Güter selbst herstellen macht arm

«Dies kann jeder selbst ausprobieren und Güter nicht mehr von anderen kaufen, sondern selbst herstellen», skizziert der deutsche Akademiker ein Beispiel, «zieht man das konsequent durch, ist man rasch sehr arm.»

Aufgrund der geopolitischen Spannungen müssen zudem mehr Ressourcen für die Landesverteidigung aufgewendet werden. Dadurch sinkt der Wohlstand nochmals. Legge: «Wir erleben gerade, wie sowohl Handelsgewinne als auch die sogenannte Friedensdividende dahinschmelzen wie Eis in der Sonne.»

Schweiz bremst Staatsschulden – ein Modell?

In der Schweiz beträgt die Staatsverschuldung nicht einmal ein Zehntel derjenigen Deutschlands (rund 208 Milliarden Franken). Dies ist unter anderem auf das finanzpolitische Instrument der sogenannten Schuldenbremse zurückzuführen.

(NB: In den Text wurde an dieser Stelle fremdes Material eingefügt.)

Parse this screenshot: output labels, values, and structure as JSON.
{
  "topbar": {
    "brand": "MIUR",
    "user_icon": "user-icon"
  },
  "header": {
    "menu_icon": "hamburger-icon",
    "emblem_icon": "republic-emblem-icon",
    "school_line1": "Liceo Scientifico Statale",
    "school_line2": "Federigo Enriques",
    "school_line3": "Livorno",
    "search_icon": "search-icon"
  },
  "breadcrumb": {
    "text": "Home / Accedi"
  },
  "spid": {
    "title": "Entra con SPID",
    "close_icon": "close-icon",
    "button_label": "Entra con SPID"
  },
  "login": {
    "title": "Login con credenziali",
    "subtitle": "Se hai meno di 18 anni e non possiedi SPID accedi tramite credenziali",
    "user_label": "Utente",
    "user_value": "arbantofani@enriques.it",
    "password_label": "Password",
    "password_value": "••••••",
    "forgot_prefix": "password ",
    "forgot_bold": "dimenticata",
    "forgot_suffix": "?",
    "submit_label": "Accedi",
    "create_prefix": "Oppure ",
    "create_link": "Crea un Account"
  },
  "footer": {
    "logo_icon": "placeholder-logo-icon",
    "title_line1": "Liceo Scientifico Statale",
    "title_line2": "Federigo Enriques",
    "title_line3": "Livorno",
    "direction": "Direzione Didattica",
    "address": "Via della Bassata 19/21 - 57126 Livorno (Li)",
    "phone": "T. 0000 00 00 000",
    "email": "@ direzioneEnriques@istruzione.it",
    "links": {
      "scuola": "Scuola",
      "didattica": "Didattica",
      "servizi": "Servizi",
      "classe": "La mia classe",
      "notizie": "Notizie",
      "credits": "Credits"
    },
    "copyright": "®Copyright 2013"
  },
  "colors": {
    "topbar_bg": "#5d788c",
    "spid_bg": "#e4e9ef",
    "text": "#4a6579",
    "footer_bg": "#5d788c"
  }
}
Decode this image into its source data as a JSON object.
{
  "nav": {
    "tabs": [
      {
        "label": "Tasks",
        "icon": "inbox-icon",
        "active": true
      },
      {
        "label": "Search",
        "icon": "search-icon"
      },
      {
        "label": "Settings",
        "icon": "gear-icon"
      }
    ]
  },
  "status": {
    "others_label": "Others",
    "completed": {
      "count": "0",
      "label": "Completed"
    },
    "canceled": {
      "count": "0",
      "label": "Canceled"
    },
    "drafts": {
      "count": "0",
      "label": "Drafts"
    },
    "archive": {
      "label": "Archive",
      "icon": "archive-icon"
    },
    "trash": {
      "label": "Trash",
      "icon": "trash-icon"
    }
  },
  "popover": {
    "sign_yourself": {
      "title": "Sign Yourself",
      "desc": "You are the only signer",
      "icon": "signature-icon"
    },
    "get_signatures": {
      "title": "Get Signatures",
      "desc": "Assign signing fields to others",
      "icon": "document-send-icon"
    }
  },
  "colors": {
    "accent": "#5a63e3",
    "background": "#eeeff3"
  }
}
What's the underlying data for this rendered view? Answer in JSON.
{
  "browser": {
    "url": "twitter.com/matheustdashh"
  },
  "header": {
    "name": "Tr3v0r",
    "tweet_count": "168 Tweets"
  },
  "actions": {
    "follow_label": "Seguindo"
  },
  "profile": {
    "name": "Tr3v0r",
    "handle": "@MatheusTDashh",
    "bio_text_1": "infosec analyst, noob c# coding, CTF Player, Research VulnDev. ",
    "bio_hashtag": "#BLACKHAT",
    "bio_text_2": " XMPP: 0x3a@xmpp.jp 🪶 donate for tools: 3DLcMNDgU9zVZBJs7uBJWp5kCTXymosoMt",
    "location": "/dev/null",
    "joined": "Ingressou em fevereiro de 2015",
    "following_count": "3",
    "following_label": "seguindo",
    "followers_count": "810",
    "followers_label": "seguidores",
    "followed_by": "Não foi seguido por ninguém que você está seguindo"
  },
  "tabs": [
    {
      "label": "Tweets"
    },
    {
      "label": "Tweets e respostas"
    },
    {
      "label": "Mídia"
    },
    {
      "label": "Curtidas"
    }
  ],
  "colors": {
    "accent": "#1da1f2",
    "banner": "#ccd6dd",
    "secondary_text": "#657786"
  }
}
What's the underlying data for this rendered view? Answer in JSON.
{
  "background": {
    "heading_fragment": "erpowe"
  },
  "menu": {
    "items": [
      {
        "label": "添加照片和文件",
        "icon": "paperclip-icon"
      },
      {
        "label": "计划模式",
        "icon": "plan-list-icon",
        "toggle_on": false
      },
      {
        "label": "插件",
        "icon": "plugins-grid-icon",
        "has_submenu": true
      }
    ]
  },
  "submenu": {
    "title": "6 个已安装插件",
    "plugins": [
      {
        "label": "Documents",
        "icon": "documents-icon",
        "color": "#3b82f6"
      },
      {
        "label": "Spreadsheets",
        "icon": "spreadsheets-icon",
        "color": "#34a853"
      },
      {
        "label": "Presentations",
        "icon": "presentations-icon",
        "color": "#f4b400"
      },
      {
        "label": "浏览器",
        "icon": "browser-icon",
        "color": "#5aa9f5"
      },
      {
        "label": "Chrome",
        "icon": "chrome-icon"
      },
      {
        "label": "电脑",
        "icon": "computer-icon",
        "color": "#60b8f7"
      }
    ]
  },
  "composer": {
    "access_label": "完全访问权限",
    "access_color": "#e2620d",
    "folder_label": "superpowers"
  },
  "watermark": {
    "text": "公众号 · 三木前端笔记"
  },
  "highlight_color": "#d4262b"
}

Es stellt sich die Frage: Wäre nicht gerade das zurzeit im Rest von Europa gefragt?

Die Schweizer Schuldenbremse

«Es gibt sowohl in einzelnen Ländern als auch in der Europäischen Union rechtliche Einschränkungen für die staatliche Verschuldung», so Legge, «allerdings hält man sich nicht daran.» In Deutschland würden riesige sogenannte «Sondervermögen» in Form von Kreditermächtigungen geschaffen und die EU zähle Ausgaben für Verteidigung nicht mehr zum Staatsdefizit. Nur eben: Die juristische Bremse versagt.

Wie stehst du zur steigenden Staatsverschuldung in Europa?

Achtung vor der Teufelsspirale!

«Staaten müssen für ihre Haushaltsdefizite stets Investoren finden, welche ihnen Geld zur Verfügung stellen», nennt Legge noch eine weitere ökonomische Bremse. Nur verhalte diese sich durchaus problematisch: «Je grösser die Verschuldung, desto höher sind meist auch die von den Investoren verlangten Zinsen.»

Das könne zu einer Teufelsspirale führen, wie etwa die frühere britische Premierministerin Liz Truss habe erfahren müssen: «Nach 49 Tagen war ihre Regierung erledigt.» Aber auch ohne Blick nach Grossbritannien riecht es hier nach Teufelsspirale – oder: wachsen tun zurzeit nur die Schuldenberge.